Vorrei che si avesse il senso della dimensione di quello di cui si sta parlando. Abbiamo un evento che si è calcolato abbia prodotto danni per circa 13 miliardi di euro, noi parliamo dei 15 milioni delle donazioni, una goccia, pur importante, nel mare. Questa enorme aspettativa su questi 15 milioni è oggettivamente fuori luogo, ma sono stati donati ed è giusto vengano impiegati. Credo sia esigenza dei donatori quella di avere strutture pubbliche che ne governino l'assegnazione. È stato messo in piedi un meccanismo piuttosto semplice, il problema sono i tempi degli enti, i quali non possono essere bypassati come invece è accaduto in altre situazioni come nel sisma in Abruzzo. È stato deciso che debbano esserci presidenti e commissari a proporre i progetti. Ci sono 3 regioni che si devono mettere d'accordo, individuando i progetti stessi e poi sottoporli al Comitato dei Garanti che il Dipartimento è riuscito a nominare subito dopo che sono arrivati i nominativi da parte delle Regioni stesse. Il problema adesso è legato all'impiego. La donazione “a random” a enti che intervengono direttamente sui territori, non produce effetti virtuosi e a volte rende squilibrato l'impatto. L'intervento frazionato e senza cabina di regia pubblica e locale rischia di essere un semplice spot e di avere un effetto sperequato. Gli organi pubblici devono invece essere i “master mind” di questa attività. Ciò significa attivare delle procedure: per quanto riguarda il Dipartimento siamo pronti a fare subito i decreti necessari non appena arrivano le decisioni degli enti. Lo abbiamo fatto per il Comitato dei Garanti e lo faremo con i progetti non appena arriveranno. Credo che sia preferibile una tempistica magari non propriamente gradevole a garanzia di una procedura che consenta a tutti di avere la possibilità di conoscere l'utilizzo dei fondi.

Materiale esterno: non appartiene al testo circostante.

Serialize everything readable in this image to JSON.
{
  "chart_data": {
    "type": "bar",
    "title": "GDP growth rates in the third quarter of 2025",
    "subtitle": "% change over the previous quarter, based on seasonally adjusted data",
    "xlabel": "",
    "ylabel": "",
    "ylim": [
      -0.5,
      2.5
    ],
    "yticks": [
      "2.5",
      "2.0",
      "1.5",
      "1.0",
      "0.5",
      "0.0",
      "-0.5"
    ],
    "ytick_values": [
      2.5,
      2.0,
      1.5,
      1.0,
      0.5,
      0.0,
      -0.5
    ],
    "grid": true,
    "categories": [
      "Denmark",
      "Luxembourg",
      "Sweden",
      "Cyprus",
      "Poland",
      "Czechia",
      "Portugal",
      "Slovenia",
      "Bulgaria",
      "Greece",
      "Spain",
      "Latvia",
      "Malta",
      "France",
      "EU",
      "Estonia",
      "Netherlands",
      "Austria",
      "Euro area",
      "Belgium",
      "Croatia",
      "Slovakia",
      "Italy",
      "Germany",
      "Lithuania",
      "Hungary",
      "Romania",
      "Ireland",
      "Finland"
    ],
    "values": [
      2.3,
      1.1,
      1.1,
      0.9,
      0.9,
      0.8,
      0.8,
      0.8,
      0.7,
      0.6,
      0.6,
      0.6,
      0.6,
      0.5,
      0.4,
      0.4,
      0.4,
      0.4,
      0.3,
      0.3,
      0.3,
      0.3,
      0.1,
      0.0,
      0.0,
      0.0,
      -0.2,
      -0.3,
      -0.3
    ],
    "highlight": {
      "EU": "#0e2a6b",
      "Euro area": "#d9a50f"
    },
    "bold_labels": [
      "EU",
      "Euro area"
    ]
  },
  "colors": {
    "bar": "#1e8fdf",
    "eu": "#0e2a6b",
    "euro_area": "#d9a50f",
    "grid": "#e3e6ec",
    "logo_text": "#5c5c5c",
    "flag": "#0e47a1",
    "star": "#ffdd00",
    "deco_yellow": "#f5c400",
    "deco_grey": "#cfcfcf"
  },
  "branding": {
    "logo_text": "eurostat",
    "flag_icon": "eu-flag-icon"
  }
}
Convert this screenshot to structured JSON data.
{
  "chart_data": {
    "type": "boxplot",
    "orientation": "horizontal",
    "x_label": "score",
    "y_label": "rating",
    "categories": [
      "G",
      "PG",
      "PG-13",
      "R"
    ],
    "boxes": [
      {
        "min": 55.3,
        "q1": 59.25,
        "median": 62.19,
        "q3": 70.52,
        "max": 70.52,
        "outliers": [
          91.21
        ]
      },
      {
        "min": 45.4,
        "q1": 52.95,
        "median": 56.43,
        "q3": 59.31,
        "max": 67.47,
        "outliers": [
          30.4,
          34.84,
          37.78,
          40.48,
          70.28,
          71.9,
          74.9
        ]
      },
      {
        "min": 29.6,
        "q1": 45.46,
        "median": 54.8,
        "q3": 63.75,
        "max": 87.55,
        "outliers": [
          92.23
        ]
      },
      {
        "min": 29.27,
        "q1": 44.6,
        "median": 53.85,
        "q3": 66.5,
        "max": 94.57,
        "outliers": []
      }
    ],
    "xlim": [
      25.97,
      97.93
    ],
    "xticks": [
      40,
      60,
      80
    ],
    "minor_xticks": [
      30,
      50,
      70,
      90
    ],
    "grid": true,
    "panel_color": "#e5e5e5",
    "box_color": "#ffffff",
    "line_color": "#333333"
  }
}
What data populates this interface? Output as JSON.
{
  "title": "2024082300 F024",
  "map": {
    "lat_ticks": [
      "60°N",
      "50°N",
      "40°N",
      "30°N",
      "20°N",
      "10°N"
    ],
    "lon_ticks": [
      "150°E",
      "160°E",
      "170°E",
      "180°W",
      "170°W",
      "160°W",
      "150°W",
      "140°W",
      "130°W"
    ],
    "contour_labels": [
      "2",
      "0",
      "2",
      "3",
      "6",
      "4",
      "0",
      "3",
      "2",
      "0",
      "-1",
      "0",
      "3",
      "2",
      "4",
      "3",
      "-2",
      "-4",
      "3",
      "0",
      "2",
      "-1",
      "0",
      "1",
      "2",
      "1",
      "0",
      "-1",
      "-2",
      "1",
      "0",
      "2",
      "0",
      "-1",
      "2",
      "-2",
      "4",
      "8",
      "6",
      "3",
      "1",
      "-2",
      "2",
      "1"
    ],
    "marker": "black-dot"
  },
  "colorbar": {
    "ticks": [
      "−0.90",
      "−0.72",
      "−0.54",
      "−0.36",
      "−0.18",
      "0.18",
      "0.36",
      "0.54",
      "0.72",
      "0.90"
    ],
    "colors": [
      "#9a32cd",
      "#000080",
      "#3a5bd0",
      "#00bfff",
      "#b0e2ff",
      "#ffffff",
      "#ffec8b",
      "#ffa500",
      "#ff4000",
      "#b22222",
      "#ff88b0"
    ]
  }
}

All'orizzonte si profila la fine della cosiddetta “emergenza NordAfrica” che ha visto la Protezione Civile in prima linea su decisione del Governo Berlusconi. Qual è il suo bilancio della gestione dei profughi provenienti dalla Libia?
Credo che sia la classica vicenda nella quale ci sono molte luci e altrettante ombre. Un bilancio positivo è riconosciuto dalle strutture regionali le quali hanno voluto che la direzione di questa operazione fosse in mano al servizio nazionale di protezione civile. Ma c'è tutta una serie di ombre che sono lo specchio dell'incapacità del nostro Paese di affrontare il tema dell'immigrazione. Ci sono stati territori più preparati che hanno risposto in maniera adeguata e altri che invece hanno cercato di gestire questo problema ponendosi con la lente dei vantaggi economici. Noi abbiamo sempre cercato di far capire che volevamo fosse gestita con il coinvolgimento di tutti i soggetti istituzionali deputati. Non siamo stati mai chiusi all'apporto delle organizzazioni internazionali che hanno a cuore questo problema e abbiamo ribadito sempre che la vera sfida di questa emergenza non era solo l'accoglienza -che è anche l'aspetto meno complicato- ma l'immaginazione e la sperimentazione di percorsi di integrazione. Su questo punto le ombre sono molte di più delle luci. Non è stata un'esperienza negativa, ma rispetto alle nostre aspettative forse avremmo potuto, sia come Paese sia come sistema, fare di più e meglio.